If anything, things could get worse before they get better. "If the economy slumps, the pressure on wages will get even more intense," says former Fed Governor Angell, now the chief economist at Bear Stearns.
Longer term, of course, the argument is that as economies grow overseas, they will buy more U.S.-made goods, creating more jobs and demand here. Over a truly extended time frame, overseas wages will rise to meet ours. But we are currently in uncharted waters, and the plain truth is that no one knows how long it will take to get to this economic nirvana--assuming we eventually do--or at what level global wage equilibrium will settle. "The new standard in this country is how much value people are adding vs. what people elsewhere in the world can add," says Edward Lawler, a management professor at the University of Southern California.

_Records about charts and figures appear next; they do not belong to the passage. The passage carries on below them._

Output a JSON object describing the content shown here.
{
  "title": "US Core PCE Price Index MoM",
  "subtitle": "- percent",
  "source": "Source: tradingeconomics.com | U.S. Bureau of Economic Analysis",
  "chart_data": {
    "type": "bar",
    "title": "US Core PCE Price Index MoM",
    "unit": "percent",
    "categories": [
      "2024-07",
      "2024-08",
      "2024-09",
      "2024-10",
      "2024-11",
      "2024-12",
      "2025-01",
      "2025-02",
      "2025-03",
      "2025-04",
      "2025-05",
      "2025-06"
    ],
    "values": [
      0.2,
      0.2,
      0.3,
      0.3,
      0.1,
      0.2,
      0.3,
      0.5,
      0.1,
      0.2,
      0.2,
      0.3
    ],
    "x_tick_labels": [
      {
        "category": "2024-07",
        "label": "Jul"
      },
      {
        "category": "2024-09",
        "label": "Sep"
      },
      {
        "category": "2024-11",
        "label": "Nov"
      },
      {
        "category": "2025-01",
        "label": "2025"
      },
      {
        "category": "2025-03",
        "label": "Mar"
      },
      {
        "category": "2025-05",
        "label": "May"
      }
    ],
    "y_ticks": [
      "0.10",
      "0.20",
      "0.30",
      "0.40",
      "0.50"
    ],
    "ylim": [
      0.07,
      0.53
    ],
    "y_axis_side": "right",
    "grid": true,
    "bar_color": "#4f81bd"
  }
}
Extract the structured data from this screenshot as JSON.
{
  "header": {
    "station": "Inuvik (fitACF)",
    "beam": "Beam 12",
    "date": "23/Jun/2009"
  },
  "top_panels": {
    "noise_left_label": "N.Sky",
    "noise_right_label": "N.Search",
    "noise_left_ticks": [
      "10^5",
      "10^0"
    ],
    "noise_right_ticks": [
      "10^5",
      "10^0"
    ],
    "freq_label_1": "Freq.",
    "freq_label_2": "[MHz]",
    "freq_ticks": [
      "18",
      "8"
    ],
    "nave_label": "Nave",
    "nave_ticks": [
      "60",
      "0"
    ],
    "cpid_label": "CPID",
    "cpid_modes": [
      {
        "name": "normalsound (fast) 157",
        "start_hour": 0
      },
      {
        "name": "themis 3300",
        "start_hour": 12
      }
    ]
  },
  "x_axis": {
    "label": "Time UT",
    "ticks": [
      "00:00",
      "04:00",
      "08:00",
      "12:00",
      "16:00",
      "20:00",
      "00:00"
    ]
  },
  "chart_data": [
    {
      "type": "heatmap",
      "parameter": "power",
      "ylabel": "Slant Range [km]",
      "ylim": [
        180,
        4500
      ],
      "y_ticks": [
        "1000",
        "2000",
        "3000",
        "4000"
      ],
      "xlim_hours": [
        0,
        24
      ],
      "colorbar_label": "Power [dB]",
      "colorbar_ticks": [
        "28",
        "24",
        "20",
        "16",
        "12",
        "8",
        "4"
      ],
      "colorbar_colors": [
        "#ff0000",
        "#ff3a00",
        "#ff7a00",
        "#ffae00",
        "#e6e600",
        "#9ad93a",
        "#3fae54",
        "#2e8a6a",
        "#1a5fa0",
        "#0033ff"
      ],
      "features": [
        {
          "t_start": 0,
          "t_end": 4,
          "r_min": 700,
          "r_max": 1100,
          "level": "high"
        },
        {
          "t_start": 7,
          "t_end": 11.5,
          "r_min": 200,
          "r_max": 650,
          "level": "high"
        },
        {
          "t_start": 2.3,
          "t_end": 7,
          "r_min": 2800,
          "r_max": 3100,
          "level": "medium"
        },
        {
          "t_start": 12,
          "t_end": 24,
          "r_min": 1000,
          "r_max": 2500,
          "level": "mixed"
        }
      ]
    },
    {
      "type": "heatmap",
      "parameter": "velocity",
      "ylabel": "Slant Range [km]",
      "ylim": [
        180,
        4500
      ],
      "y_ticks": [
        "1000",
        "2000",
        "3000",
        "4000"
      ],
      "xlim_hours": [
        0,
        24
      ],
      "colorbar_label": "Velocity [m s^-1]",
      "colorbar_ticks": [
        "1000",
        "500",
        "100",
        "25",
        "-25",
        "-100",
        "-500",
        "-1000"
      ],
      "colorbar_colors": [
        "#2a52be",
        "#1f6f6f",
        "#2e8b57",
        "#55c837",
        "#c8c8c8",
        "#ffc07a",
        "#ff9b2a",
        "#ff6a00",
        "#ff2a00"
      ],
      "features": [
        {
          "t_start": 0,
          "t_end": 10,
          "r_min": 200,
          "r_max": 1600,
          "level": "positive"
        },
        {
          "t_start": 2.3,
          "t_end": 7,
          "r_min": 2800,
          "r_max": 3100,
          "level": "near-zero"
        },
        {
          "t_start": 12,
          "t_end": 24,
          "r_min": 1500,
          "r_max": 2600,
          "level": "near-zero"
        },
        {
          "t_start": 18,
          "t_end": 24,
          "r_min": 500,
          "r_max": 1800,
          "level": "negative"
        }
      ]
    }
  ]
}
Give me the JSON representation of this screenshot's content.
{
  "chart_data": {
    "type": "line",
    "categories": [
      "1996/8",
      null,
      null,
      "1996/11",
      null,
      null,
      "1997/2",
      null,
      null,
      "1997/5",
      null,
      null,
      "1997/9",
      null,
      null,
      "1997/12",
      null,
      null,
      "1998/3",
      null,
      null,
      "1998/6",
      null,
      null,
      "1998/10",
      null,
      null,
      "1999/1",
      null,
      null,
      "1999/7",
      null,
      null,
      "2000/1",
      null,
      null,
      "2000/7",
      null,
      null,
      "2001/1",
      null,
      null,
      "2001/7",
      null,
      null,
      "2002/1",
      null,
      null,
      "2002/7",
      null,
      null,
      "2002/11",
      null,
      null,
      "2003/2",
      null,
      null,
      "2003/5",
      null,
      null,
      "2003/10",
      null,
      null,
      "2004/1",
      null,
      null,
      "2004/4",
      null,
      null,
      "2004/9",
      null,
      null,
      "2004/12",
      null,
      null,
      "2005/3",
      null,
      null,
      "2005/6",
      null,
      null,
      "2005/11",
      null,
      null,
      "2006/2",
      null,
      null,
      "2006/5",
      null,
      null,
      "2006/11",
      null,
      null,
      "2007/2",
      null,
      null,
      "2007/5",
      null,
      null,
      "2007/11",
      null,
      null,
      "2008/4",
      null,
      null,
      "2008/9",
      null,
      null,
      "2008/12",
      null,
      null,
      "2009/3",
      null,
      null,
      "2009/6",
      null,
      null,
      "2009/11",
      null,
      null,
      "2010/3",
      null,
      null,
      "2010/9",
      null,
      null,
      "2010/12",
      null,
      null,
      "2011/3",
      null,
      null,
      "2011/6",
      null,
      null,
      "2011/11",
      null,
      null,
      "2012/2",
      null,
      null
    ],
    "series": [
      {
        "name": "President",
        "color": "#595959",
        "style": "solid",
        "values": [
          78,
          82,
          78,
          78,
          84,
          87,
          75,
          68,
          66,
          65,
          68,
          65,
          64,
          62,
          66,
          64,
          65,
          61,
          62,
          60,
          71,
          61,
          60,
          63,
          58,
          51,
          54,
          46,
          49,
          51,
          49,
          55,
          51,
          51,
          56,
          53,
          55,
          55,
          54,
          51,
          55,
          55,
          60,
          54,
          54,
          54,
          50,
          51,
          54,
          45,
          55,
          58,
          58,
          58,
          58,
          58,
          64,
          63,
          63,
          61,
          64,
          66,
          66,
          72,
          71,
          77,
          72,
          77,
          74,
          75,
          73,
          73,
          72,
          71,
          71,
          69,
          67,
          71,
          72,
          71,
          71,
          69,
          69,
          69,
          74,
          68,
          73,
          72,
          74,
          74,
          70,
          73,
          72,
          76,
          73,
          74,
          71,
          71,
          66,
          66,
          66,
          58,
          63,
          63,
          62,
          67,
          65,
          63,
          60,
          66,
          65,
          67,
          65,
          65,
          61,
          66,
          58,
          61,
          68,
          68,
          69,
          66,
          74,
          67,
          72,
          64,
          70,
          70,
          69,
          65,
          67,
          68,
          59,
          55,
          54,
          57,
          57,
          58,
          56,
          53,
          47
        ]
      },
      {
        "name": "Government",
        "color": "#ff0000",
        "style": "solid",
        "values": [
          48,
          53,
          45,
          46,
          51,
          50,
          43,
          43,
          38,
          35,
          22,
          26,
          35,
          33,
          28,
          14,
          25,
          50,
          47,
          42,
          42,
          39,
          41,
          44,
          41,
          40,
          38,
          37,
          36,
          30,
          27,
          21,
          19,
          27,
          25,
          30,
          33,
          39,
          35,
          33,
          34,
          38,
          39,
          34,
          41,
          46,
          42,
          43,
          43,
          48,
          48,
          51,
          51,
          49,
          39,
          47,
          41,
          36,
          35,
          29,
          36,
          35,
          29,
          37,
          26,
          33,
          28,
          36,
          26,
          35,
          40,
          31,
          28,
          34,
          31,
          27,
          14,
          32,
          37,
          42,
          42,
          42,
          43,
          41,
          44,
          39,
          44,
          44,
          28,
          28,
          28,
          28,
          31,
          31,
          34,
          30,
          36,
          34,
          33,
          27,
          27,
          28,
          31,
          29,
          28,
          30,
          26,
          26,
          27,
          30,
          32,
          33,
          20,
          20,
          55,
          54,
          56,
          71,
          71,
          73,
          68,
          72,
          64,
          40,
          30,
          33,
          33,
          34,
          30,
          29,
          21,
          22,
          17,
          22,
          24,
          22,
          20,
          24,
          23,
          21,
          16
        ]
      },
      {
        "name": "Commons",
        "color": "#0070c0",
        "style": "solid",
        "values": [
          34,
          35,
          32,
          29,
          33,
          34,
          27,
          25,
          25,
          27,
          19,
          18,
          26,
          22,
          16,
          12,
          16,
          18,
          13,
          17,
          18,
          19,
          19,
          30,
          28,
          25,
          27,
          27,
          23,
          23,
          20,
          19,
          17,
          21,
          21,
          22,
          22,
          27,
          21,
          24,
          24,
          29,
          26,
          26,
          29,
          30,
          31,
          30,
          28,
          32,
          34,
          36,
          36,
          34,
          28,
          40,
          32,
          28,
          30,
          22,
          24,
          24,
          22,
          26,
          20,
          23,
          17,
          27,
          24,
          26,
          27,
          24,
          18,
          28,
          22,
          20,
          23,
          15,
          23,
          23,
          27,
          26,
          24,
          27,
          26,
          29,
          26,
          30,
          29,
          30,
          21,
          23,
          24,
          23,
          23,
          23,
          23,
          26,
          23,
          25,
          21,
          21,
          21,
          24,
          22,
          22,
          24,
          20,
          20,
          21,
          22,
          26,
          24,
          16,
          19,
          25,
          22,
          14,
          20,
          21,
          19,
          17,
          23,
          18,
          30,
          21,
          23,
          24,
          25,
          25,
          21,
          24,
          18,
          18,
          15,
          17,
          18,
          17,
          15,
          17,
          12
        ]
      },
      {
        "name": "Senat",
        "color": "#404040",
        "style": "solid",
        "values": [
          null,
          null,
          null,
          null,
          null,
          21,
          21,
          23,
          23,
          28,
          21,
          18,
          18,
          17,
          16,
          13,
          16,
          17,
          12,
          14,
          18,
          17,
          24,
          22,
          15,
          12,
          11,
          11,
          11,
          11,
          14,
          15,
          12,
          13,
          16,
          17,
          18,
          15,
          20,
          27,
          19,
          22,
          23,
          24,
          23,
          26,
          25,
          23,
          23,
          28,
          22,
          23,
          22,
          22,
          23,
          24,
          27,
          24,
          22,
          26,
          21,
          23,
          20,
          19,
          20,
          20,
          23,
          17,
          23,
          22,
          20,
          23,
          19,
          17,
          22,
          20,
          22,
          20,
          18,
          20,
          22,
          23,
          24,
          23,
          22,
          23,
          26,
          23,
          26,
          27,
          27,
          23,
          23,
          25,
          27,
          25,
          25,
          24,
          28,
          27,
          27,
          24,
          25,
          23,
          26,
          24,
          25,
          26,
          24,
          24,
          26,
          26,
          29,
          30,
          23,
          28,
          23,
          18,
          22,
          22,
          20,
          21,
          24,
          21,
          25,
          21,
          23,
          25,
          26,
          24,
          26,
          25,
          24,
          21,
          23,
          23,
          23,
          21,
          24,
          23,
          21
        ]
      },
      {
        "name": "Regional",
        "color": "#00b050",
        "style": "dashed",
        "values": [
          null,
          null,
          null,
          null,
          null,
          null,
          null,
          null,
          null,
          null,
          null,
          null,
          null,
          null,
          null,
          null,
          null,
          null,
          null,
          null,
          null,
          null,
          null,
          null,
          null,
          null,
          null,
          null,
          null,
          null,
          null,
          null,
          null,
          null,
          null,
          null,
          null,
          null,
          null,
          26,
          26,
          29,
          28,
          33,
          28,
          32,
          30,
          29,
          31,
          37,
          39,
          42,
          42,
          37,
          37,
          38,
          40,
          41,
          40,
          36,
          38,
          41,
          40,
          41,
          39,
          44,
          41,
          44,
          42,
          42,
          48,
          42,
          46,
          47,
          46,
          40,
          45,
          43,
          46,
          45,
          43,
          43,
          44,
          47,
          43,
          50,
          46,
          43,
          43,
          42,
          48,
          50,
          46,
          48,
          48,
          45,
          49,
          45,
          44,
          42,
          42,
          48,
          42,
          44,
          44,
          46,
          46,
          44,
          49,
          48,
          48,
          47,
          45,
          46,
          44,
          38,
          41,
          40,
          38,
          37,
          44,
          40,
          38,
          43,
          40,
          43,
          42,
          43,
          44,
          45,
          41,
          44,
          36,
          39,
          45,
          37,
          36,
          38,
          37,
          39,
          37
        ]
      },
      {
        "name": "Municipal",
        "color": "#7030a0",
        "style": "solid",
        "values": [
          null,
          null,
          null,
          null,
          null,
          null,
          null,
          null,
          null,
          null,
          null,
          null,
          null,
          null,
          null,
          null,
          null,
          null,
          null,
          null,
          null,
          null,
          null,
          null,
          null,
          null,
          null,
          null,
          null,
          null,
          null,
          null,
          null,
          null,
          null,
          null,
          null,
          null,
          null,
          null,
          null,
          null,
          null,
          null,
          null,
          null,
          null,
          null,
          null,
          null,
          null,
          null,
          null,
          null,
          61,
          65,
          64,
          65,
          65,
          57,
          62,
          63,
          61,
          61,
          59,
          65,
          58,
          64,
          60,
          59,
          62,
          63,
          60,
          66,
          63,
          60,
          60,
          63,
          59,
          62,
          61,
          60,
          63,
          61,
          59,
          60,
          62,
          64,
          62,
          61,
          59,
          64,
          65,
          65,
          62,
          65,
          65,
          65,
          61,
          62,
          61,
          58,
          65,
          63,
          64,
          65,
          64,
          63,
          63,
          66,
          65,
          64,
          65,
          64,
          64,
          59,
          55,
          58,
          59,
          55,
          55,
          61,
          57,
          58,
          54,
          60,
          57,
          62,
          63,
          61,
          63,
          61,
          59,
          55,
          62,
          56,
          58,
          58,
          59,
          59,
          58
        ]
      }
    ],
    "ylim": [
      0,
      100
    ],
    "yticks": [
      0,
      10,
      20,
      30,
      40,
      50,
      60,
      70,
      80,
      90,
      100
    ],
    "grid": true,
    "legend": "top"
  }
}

In the meantime, the burden is likely to fall on the political system to educate and contain an increasingly distressed workforce. The elections last November highlighted an angry, frustrated population. So far, however, most of the debate has centered on Big Government and excessive taxes. Even left-leaning Democrats such as Labor Secretary Robert B. Reich have focused on attacking corporate welfare and tax breaks for the rich.
But as the '96 campaign heats up amidst a softening economy, the class-warfare rhetoric of a Jesse Jackson or the economic nationalism of a Pat Buchanan or Ross Perot may get a wider hearing. "The people who voted for change in 1992 and 1994 comprise a vast swing group of voters, disillusioned and angry, with no strong party allegiance," says Reich.
Experts of all political stripes have worried about the widening inequality between high- and low-skilled workers in recent years. And the gap continues to swell because blue-collar types are slipping faster than professionals. In the past few years, however, all but the most elite employees have landed in the same leaky boat. If they all come to stress their common fate more than their differences, it could spell trouble for corporations and politicians alike.